Isto fez com que surjam cada vez mais pessoas a fugir da engrenagem, pessoas que querem ser autores de jogos. Nós somos os nossos próprios maiores críticos, não são os jogadores. E se existe alguém que é capaz de apreciar um Call of Duty, isso não significa que não possam apreciar também algo diferente. Esta indústria está cheia de gente criativa: gente inteligente e até um pouco doida. Mas quando é preciso ponderar orçamentos, processos de produção e liderar uma equipa que depende de nós... é complicado. Este modelo independente permite atuar de forma diferente. Há quem defenda que Journey não é um jogo. Mas se gostaram da experiência, então qual é o problema?

Uma última questão sobre o jogo. Falou muito sobre a vossa inspiração, mas tudo isso existe num plano bidimensional, enquanto que Rime é a 3D. Como foi a adaptação?

Rime é um jogo que tem a sua própria história, a sua própria palete.
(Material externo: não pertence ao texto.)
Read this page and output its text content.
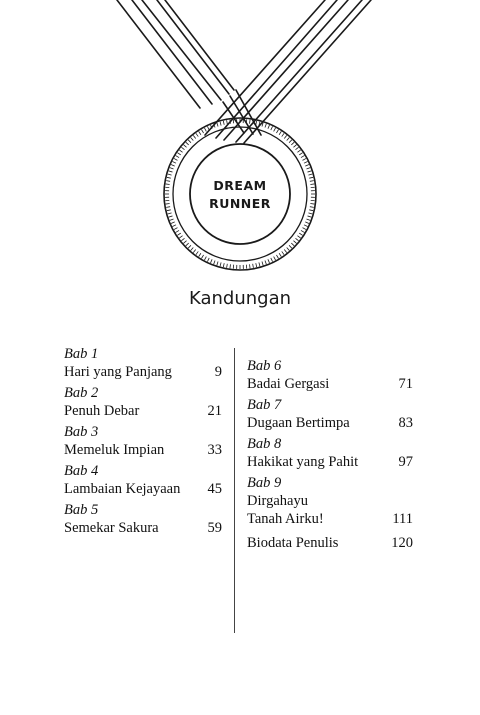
DREAM
RUNNER
Kandungan
Bab 1
Hari yang Panjang	9
Bab 2
Penuh Debar	21
Bab 3
Memeluk Impian	33
Bab 4
Lambaian Kejayaan	45
Bab 5
Semekar Sakura	59
Bab 6
Badai Gergasi	71
Bab 7
Dugaan Bertimpa	83
Bab 8
Hakikat yang Pahit	97
Bab 9
Dirgahayu
Tanah Airku!	111
Biodata Penulis	120
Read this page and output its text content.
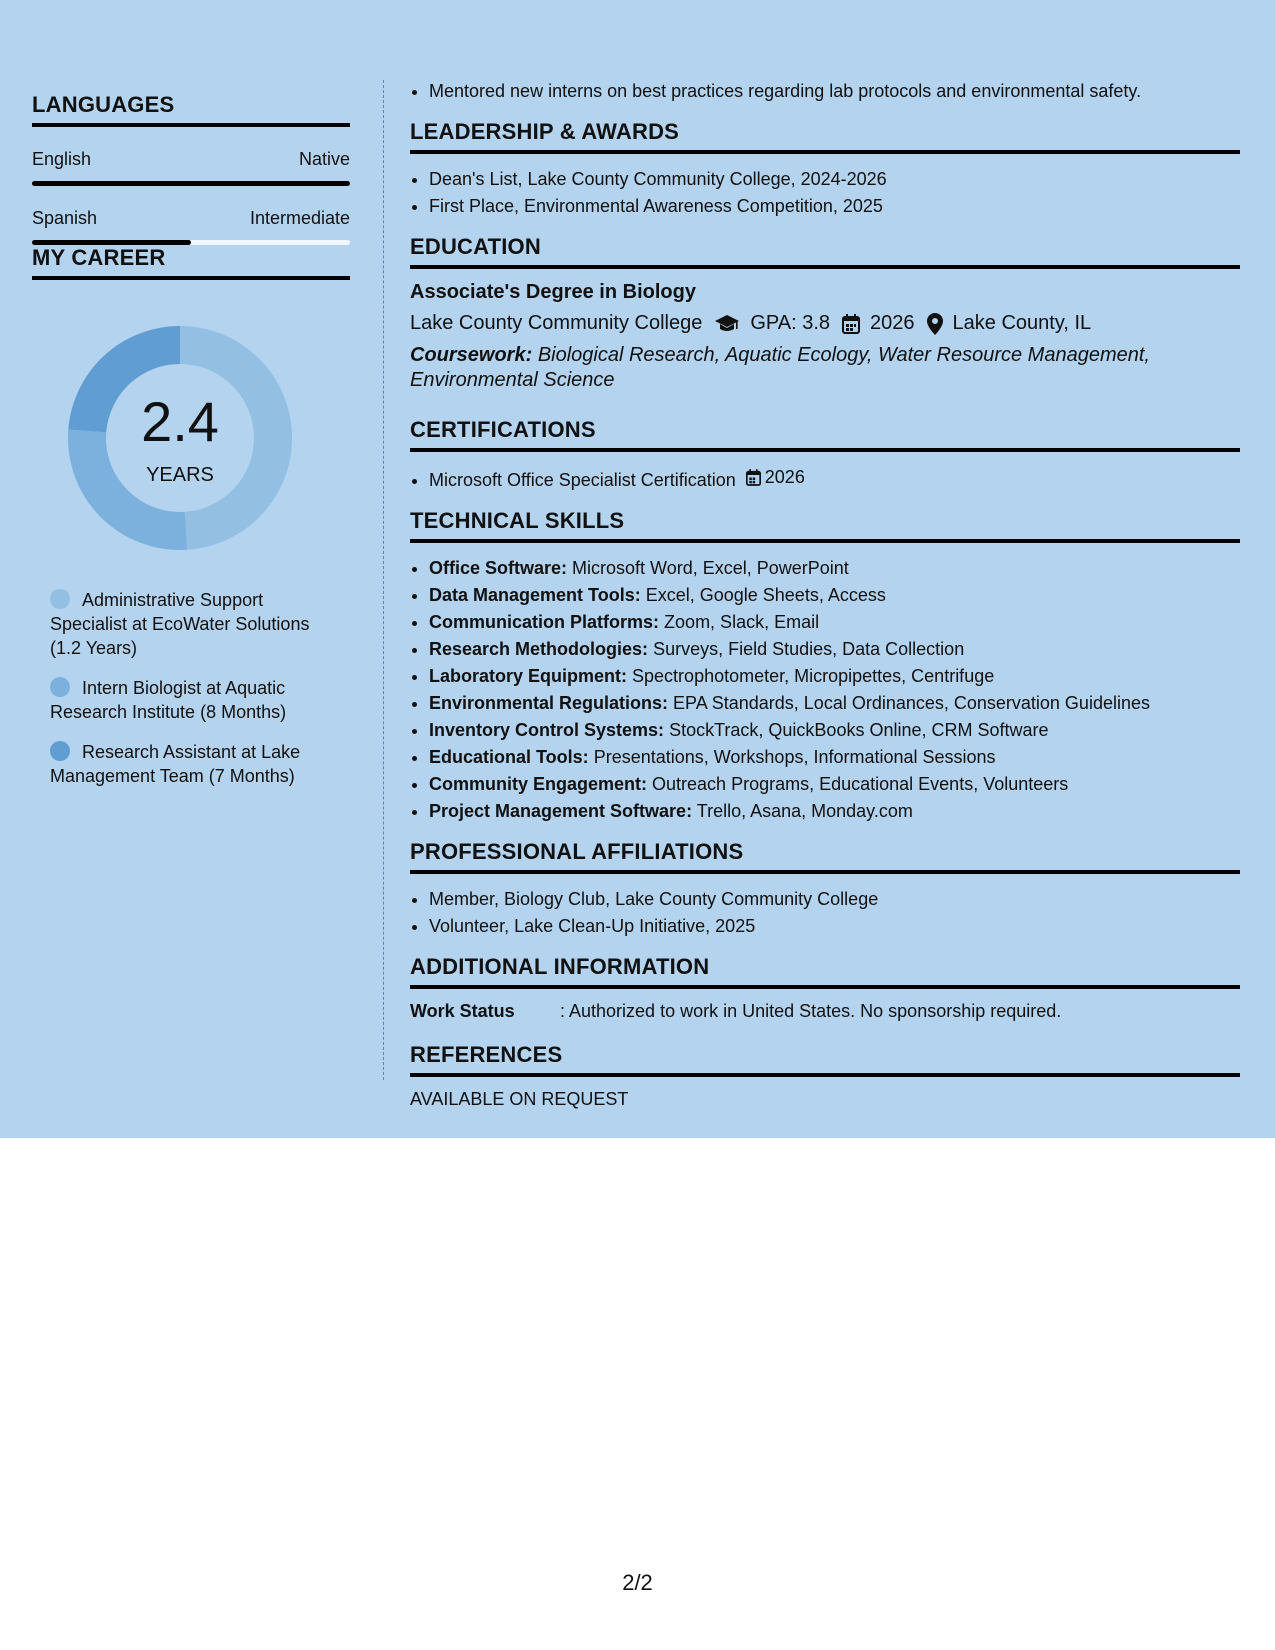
LANGUAGES
English	Native
Spanish	Intermediate
MY CAREER
2.4
YEARS
Administrative Support Specialist at EcoWater Solutions (1.2 Years)
Intern Biologist at Aquatic Research Institute (8 Months)
Research Assistant at Lake Management Team (7 Months)
• Mentored new interns on best practices regarding lab protocols and environmental safety.
LEADERSHIP & AWARDS
• Dean's List, Lake County Community College, 2024-2026
• First Place, Environmental Awareness Competition, 2025
EDUCATION
Associate's Degree in Biology
Lake County Community College GPA: 3.8 2026 Lake County, IL
Coursework: Biological Research, Aquatic Ecology, Water Resource Management, Environmental Science
CERTIFICATIONS
• Microsoft Office Specialist Certification 2026
TECHNICAL SKILLS
• Office Software: Microsoft Word, Excel, PowerPoint
• Data Management Tools: Excel, Google Sheets, Access
• Communication Platforms: Zoom, Slack, Email
• Research Methodologies: Surveys, Field Studies, Data Collection
• Laboratory Equipment: Spectrophotometer, Micropipettes, Centrifuge
• Environmental Regulations: EPA Standards, Local Ordinances, Conservation Guidelines
• Inventory Control Systems: StockTrack, QuickBooks Online, CRM Software
• Educational Tools: Presentations, Workshops, Informational Sessions
• Community Engagement: Outreach Programs, Educational Events, Volunteers
• Project Management Software: Trello, Asana, Monday.com
PROFESSIONAL AFFILIATIONS
• Member, Biology Club, Lake County Community College
• Volunteer, Lake Clean-Up Initiative, 2025
ADDITIONAL INFORMATION
Work Status	: Authorized to work in United States. No sponsorship required.
REFERENCES
AVAILABLE ON REQUEST
2/2
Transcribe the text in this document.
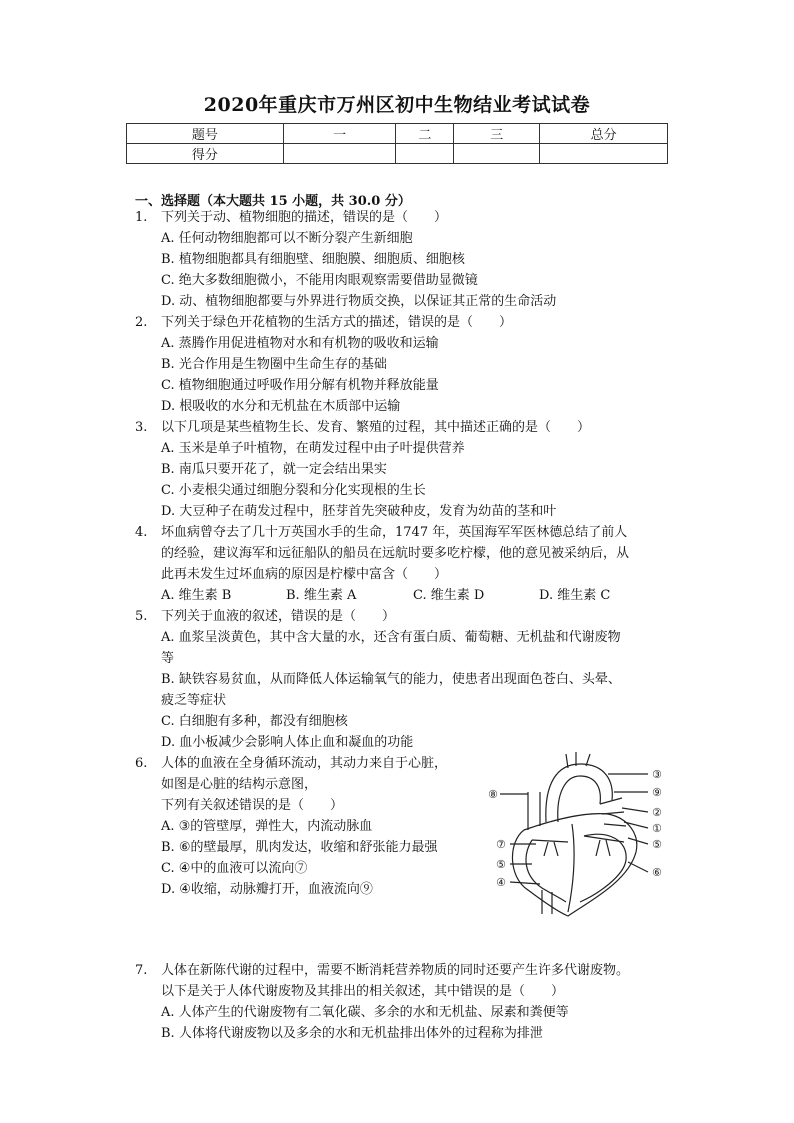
2020年重庆市万州区初中生物结业考试试卷
题号	一	二	三	总分
得分				
一、选择题（本大题共 15 小题，共 30.0 分）
1.	下列关于动、植物细胞的描述，错误的是（　　）
A. 任何动物细胞都可以不断分裂产生新细胞
B. 植物细胞都具有细胞壁、细胞膜、细胞质、细胞核
C. 绝大多数细胞微小，不能用肉眼观察需要借助显微镜
D. 动、植物细胞都要与外界进行物质交换，以保证其正常的生命活动
2.	下列关于绿色开花植物的生活方式的描述，错误的是（　　）
A. 蒸腾作用促进植物对水和有机物的吸收和运输
B. 光合作用是生物圈中生命生存的基础
C. 植物细胞通过呼吸作用分解有机物并释放能量
D. 根吸收的水分和无机盐在木质部中运输
3.	以下几项是某些植物生长、发育、繁殖的过程，其中描述正确的是（　　）
A. 玉米是单子叶植物，在萌发过程中由子叶提供营养
B. 南瓜只要开花了，就一定会结出果实
C. 小麦根尖通过细胞分裂和分化实现根的生长
D. 大豆种子在萌发过程中，胚芽首先突破种皮，发育为幼苗的茎和叶
4.	坏血病曾夺去了几十万英国水手的生命，1747 年，英国海军军医林德总结了前人
的经验，建议海军和远征船队的船员在远航时要多吃柠檬，他的意见被采纳后，从
此再未发生过坏血病的原因是柠檬中富含（　　）
A. 维生素 B	B. 维生素 A	C. 维生素 D	D. 维生素 C
5.	下列关于血液的叙述，错误的是（　　）
A. 血浆呈淡黄色，其中含大量的水，还含有蛋白质、葡萄糖、无机盐和代谢废物
等
B. 缺铁容易贫血，从而降低人体运输氧气的能力，使患者出现面色苍白、头晕、
疲乏等症状
C. 白细胞有多种，都没有细胞核
D. 血小板减少会影响人体止血和凝血的功能
6.	人体的血液在全身循环流动，其动力来自于心脏，
如图是心脏的结构示意图，
下列有关叙述错误的是（　　）
A. ③的管壁厚，弹性大，内流动脉血
B. ⑥的壁最厚，肌肉发达，收缩和舒张能力最强
C. ④中的血液可以流向⑦
D. ④收缩，动脉瓣打开，血液流向⑨
③
⑨
②
①
⑤
⑥
⑧
⑦
⑤
④
7.	人体在新陈代谢的过程中，需要不断消耗营养物质的同时还要产生许多代谢废物。
以下是关于人体代谢废物及其排出的相关叙述，其中错误的是（　　）
A. 人体产生的代谢废物有二氧化碳、多余的水和无机盐、尿素和粪便等
B. 人体将代谢废物以及多余的水和无机盐排出体外的过程称为排泄
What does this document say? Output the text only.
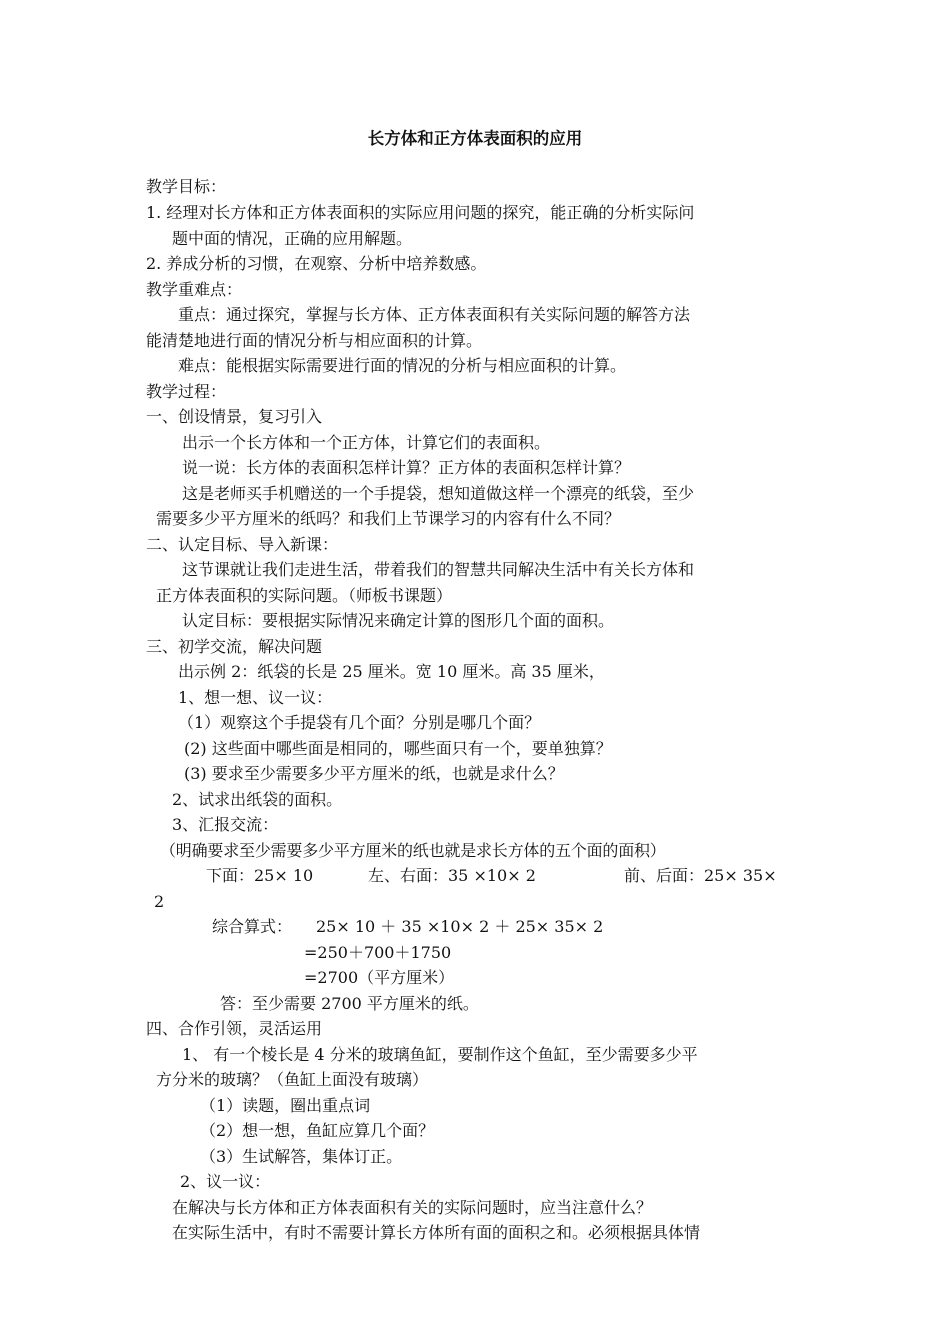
长方体和正方体表面积的应用
教学目标：
1. 经理对长方体和正方体表面积的实际应用问题的探究，能正确的分析实际问
题中面的情况，正确的应用解题。
2. 养成分析的习惯，在观察、分析中培养数感。
教学重难点：
重点：通过探究，掌握与长方体、正方体表面积有关实际问题的解答方法
能清楚地进行面的情况分析与相应面积的计算。
难点：能根据实际需要进行面的情况的分析与相应面积的计算。
教学过程：
一、创设情景，复习引入
出示一个长方体和一个正方体，计算它们的表面积。
说一说：长方体的表面积怎样计算？正方体的表面积怎样计算？
这是老师买手机赠送的一个手提袋，想知道做这样一个漂亮的纸袋，至少
需要多少平方厘米的纸吗？和我们上节课学习的内容有什么不同？
二、认定目标、导入新课：
这节课就让我们走进生活，带着我们的智慧共同解决生活中有关长方体和
正方体表面积的实际问题。（师板书课题）
认定目标：要根据实际情况来确定计算的图形几个面的面积。
三、初学交流，解决问题
出示例 2：纸袋的长是 25 厘米。宽 10 厘米。高 35 厘米，
1、想一想、议一议：
（1）观察这个手提袋有几个面？分别是哪几个面？
(2) 这些面中哪些面是相同的，哪些面只有一个，要单独算？
(3) 要求至少需要多少平方厘米的纸，也就是求什么？
2、试求出纸袋的面积。
3、汇报交流：
（明确要求至少需要多少平方厘米的纸也就是求长方体的五个面的面积）
下面：25× 10	左、右面：35 ×10× 2	前、后面：25× 35×
2
综合算式： 25× 10 ＋ 35 ×10× 2 ＋ 25× 35× 2
=250＋700＋1750
=2700（平方厘米）
答：至少需要 2700 平方厘米的纸。
四、合作引领，灵活运用
1、 有一个棱长是 4 分米的玻璃鱼缸，要制作这个鱼缸，至少需要多少平
方分米的玻璃？（鱼缸上面没有玻璃）
（1）读题，圈出重点词
（2）想一想，鱼缸应算几个面？
（3）生试解答，集体订正。
2、议一议：
在解决与长方体和正方体表面积有关的实际问题时，应当注意什么？
在实际生活中，有时不需要计算长方体所有面的面积之和。必须根据具体情
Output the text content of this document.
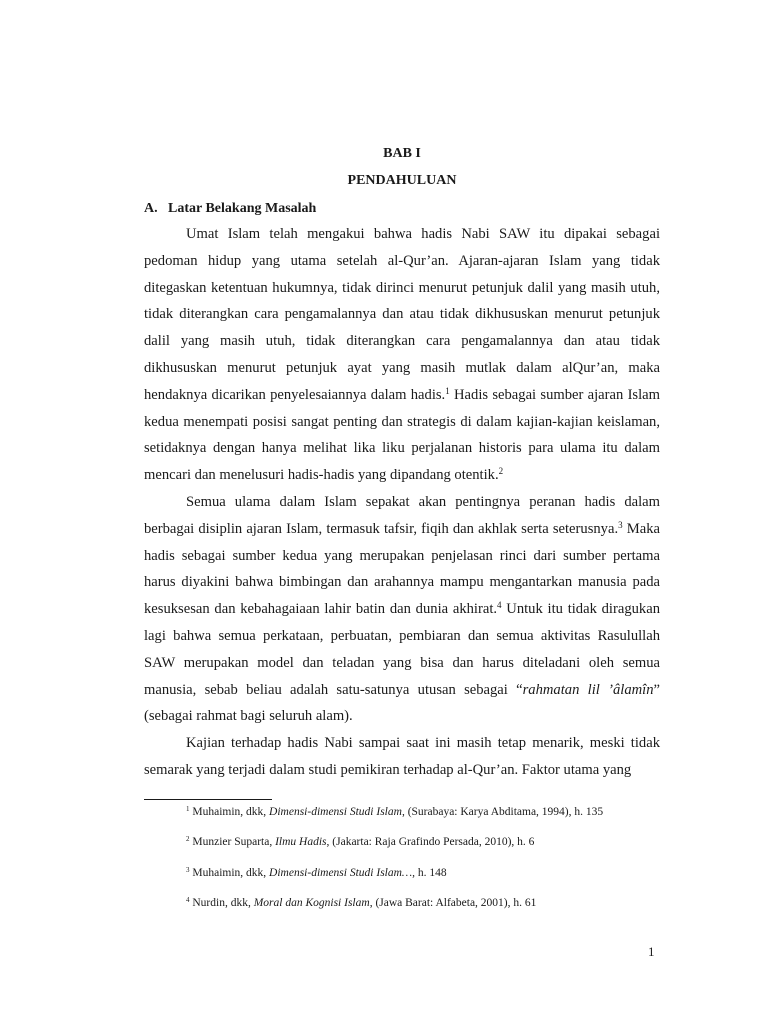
BAB I
PENDAHULUAN
A. Latar Belakang Masalah

Umat Islam telah mengakui bahwa hadis Nabi SAW itu dipakai sebagai pedoman hidup yang utama setelah al-Qur’an. Ajaran-ajaran Islam yang tidak ditegaskan ketentuan hukumnya, tidak dirinci menurut petunjuk dalil yang masih utuh, tidak diterangkan cara pengamalannya dan atau tidak dikhususkan menurut petunjuk dalil yang masih utuh, tidak diterangkan cara pengamalannya dan atau tidak dikhususkan menurut petunjuk ayat yang masih mutlak dalam alQur’an, maka hendaknya dicarikan penyelesaiannya dalam hadis.$^1$ Hadis sebagai sumber ajaran Islam kedua menempati posisi sangat penting dan strategis di dalam kajian-kajian keislaman, setidaknya dengan hanya melihat lika liku perjalanan historis para ulama itu dalam mencari dan menelusuri hadis-hadis yang dipandang otentik.$^2$

Semua ulama dalam Islam sepakat akan pentingnya peranan hadis dalam berbagai disiplin ajaran Islam, termasuk tafsir, fiqih dan akhlak serta seterusnya.$^3$ Maka hadis sebagai sumber kedua yang merupakan penjelasan rinci dari sumber pertama harus diyakini bahwa bimbingan dan arahannya mampu mengantarkan manusia pada kesuksesan dan kebahagaiaan lahir batin dan dunia akhirat.$^4$ Untuk itu tidak diragukan lagi bahwa semua perkataan, perbuatan, pembiaran dan semua aktivitas Rasulullah SAW merupakan model dan teladan yang bisa dan harus diteladani oleh semua manusia, sebab beliau adalah satu-satunya utusan sebagai “rahmatan lil ’âlamîn” (sebagai rahmat bagi seluruh alam).

Kajian terhadap hadis Nabi sampai saat ini masih tetap menarik, meski tidak semarak yang terjadi dalam studi pemikiran terhadap al-Qur’an. Faktor utama yang

$^1$ Muhaimin, dkk, Dimensi-dimensi Studi Islam, (Surabaya: Karya Abditama, 1994), h. 135
$^2$ Munzier Suparta, Ilmu Hadis, (Jakarta: Raja Grafindo Persada, 2010), h. 6
$^3$ Muhaimin, dkk, Dimensi-dimensi Studi Islam…, h. 148
$^4$ Nurdin, dkk, Moral dan Kognisi Islam, (Jawa Barat: Alfabeta, 2001), h. 61
1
Esta palete evoluiu conforme avançam pelo jogo, e existem vários elementos icónicos. Tem uma linguagem visual que combina design e arte... Existe uma espécie de bíblia de arte que nos explica como as coisas funcionam, algo que define as regras. Quando o principal motivador para o nosso jogo é a arte, então é preciso aprender muitas destas regras. É surpreendente o quanto os artistas nos podem ensinar sobre fazer um bom jogo.

Além disso, embora se passe num mundo a três dimensões, Rime tem muitos mais elementos que as pinturas, que ajudam a aumentar a imersão, elementos como a atmosfera e os efeitos sonoros. Faz tudo parte de um conjunto e a responsabilidade do jogador é desvendá-lo. O feedback das poucas pessoas que já o experimentaram é muito positivo e estamos ansiosos que todos o possam experimentar.

Se gostam de exploração, vão adorar Rime. Mas se gostam de matar monstros, não vão encontrar isso aqui.